Sementara itu, hujan semakin deras. Aku melihat dan mendengar petir menyambar pohon asam di depan rumahku. Begitu menakutkan. Aku berlari di ke teras. Gumpalan awan hitam menggantung di langit, seolah-olah awan hitam itu seperti bayangan bapak dan ibu.
Bapak mengatakan ibu bunuh diri karena sudah tidak sanggup menjalani hidup dengan penyakit vertigonya yang sewaktu-waktu bisa kumat. Tetapi, aku melihat di pundak ibu ada luka lebam.
Luka di dahinya juga belum kering. Aku sering melihat mereka berdua bertengkar. Kata ibu, bapak main serong dengan janda seberang. Ibu sering diberitahu oleh para tetangga bahwa bapak sering main ke warung janda itu.
Bahkan tidak hanya satu atau dua tetangga yang melihat pengkhianatan bapak, tetapi sudah banyak tetangga yang bilang.
Rumah tangga ibu dan bapak semakin meruncing. Tidak ada lagi ketenteraman. Aku hanya bisa melihat mereka cekcok dan aku tidak tahu cara menghentikannya. Di dalam hatiku, ada perasaan sedih sekaligus kesal.
Awalnya ibu sedikit tidak percaya dengan omongan tetangga. Tetapi telinga ibu seperti dikerumuni lebah karena banyak tetangga yang menggunjing bapak. Bahkan, suatu hari bapak tidak pulang ke rumah kemudian ibu mencarinya. Ternyata bapak di warung itu.

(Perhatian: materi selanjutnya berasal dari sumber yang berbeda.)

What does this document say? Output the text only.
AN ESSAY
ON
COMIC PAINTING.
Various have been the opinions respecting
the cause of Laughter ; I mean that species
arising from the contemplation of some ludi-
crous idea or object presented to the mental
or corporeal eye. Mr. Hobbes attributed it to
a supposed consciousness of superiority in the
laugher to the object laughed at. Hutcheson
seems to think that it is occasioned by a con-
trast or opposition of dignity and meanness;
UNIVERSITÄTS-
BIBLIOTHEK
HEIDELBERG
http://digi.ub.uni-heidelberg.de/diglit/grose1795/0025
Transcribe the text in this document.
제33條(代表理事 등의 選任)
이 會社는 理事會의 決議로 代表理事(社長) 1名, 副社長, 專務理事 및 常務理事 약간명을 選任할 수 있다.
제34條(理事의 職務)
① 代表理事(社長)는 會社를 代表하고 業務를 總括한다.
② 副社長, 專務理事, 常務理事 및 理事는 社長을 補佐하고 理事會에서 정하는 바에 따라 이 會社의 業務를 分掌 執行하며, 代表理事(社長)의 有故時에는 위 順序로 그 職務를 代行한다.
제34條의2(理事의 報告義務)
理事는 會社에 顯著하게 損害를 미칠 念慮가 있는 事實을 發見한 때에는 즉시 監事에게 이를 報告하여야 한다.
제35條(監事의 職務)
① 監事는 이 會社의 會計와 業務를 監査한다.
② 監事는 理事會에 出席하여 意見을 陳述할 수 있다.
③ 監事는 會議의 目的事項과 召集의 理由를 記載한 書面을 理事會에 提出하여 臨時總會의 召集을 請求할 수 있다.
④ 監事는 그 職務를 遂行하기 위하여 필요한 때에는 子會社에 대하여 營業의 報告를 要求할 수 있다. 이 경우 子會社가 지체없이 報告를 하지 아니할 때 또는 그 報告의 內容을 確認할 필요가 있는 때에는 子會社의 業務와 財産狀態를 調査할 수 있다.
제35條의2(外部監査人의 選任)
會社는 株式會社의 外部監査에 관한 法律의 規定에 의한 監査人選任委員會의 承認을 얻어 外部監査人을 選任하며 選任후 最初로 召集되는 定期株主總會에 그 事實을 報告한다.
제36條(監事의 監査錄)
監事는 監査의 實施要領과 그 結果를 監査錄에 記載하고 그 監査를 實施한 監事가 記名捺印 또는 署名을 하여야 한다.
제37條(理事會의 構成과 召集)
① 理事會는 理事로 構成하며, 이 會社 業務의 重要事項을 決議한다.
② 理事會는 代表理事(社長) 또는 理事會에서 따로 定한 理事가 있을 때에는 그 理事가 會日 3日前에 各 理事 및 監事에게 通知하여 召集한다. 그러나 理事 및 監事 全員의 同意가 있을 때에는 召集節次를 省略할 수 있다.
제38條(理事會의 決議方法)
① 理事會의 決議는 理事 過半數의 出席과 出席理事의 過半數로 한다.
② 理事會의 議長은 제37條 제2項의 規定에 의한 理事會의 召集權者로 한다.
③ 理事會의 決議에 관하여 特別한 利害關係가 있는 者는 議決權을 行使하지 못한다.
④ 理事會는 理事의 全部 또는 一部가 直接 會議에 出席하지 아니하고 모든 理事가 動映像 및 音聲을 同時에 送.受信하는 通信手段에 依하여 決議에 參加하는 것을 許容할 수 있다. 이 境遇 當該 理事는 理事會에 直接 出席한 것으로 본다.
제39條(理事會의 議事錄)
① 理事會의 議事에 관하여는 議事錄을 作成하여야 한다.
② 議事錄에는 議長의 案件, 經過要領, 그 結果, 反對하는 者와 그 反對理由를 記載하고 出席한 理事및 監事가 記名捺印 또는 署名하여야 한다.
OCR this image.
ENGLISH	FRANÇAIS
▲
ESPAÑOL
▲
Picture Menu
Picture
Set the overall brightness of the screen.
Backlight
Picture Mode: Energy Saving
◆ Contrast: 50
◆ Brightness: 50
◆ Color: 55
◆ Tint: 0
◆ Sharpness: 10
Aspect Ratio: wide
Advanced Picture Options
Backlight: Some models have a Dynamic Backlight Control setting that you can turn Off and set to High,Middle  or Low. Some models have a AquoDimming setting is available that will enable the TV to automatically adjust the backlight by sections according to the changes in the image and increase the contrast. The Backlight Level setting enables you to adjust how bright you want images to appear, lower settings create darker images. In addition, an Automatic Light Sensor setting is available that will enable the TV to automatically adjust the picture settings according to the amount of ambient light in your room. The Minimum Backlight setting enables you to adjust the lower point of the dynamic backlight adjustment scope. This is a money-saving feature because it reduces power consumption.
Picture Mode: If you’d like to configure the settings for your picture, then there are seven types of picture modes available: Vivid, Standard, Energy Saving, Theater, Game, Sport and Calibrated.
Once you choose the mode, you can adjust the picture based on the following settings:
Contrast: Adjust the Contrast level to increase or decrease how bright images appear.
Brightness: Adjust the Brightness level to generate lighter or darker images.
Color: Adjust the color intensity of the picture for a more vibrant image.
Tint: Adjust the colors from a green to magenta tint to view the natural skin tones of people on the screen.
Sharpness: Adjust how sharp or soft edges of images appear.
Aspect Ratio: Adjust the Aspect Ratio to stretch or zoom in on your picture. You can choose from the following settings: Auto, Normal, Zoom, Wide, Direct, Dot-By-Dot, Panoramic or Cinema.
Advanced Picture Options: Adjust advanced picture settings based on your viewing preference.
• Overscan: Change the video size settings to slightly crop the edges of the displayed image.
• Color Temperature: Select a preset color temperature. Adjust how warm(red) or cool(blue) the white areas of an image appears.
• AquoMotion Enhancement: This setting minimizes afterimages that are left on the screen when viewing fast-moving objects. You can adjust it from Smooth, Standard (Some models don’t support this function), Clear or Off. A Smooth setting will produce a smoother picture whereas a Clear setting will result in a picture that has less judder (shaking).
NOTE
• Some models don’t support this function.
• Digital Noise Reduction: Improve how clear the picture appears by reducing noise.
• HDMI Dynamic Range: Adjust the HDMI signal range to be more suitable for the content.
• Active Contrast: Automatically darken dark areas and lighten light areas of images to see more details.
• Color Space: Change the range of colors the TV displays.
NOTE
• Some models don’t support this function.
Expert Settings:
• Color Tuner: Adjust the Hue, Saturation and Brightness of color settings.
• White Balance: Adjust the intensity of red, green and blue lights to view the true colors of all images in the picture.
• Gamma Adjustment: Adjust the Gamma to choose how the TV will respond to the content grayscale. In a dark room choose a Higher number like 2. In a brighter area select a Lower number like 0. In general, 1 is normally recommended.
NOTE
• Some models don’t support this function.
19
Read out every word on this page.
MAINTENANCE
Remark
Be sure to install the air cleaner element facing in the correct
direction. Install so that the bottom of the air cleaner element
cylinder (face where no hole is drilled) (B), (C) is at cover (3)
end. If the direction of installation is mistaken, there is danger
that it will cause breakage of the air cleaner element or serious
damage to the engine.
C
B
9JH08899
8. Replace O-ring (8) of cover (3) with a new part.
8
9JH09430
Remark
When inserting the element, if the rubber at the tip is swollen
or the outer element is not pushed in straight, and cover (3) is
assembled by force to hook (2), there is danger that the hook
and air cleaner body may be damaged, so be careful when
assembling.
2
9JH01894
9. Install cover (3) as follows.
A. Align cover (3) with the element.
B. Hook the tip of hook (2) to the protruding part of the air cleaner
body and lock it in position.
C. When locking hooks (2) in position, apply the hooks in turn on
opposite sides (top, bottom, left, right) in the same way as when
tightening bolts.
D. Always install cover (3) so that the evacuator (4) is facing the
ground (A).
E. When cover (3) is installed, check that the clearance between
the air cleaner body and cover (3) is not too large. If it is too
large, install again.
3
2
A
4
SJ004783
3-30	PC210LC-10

Awalnya ibu bisa memaafkan bapak. Tetapi, bapak mengulangi kesalahannya lagi. Dari situlah keretakan rumah tangga kedua orang tuaku di ujung tanduk. Tetapi tak banyak yang bisa dilakukan ibu.
Ibu sendiri tidak punya sanak keluarga, hidup sebatang kara. Ia tetap bisa bertahan meski itu menyakitkan. Lagi pula, ia ingin mempertahankan rumah tangganya demi aku.
“Tolong hargai aku sebagai perempuan,” ucap ibu sambil menangis. Tetapi hal tidak digubris oleh bapak.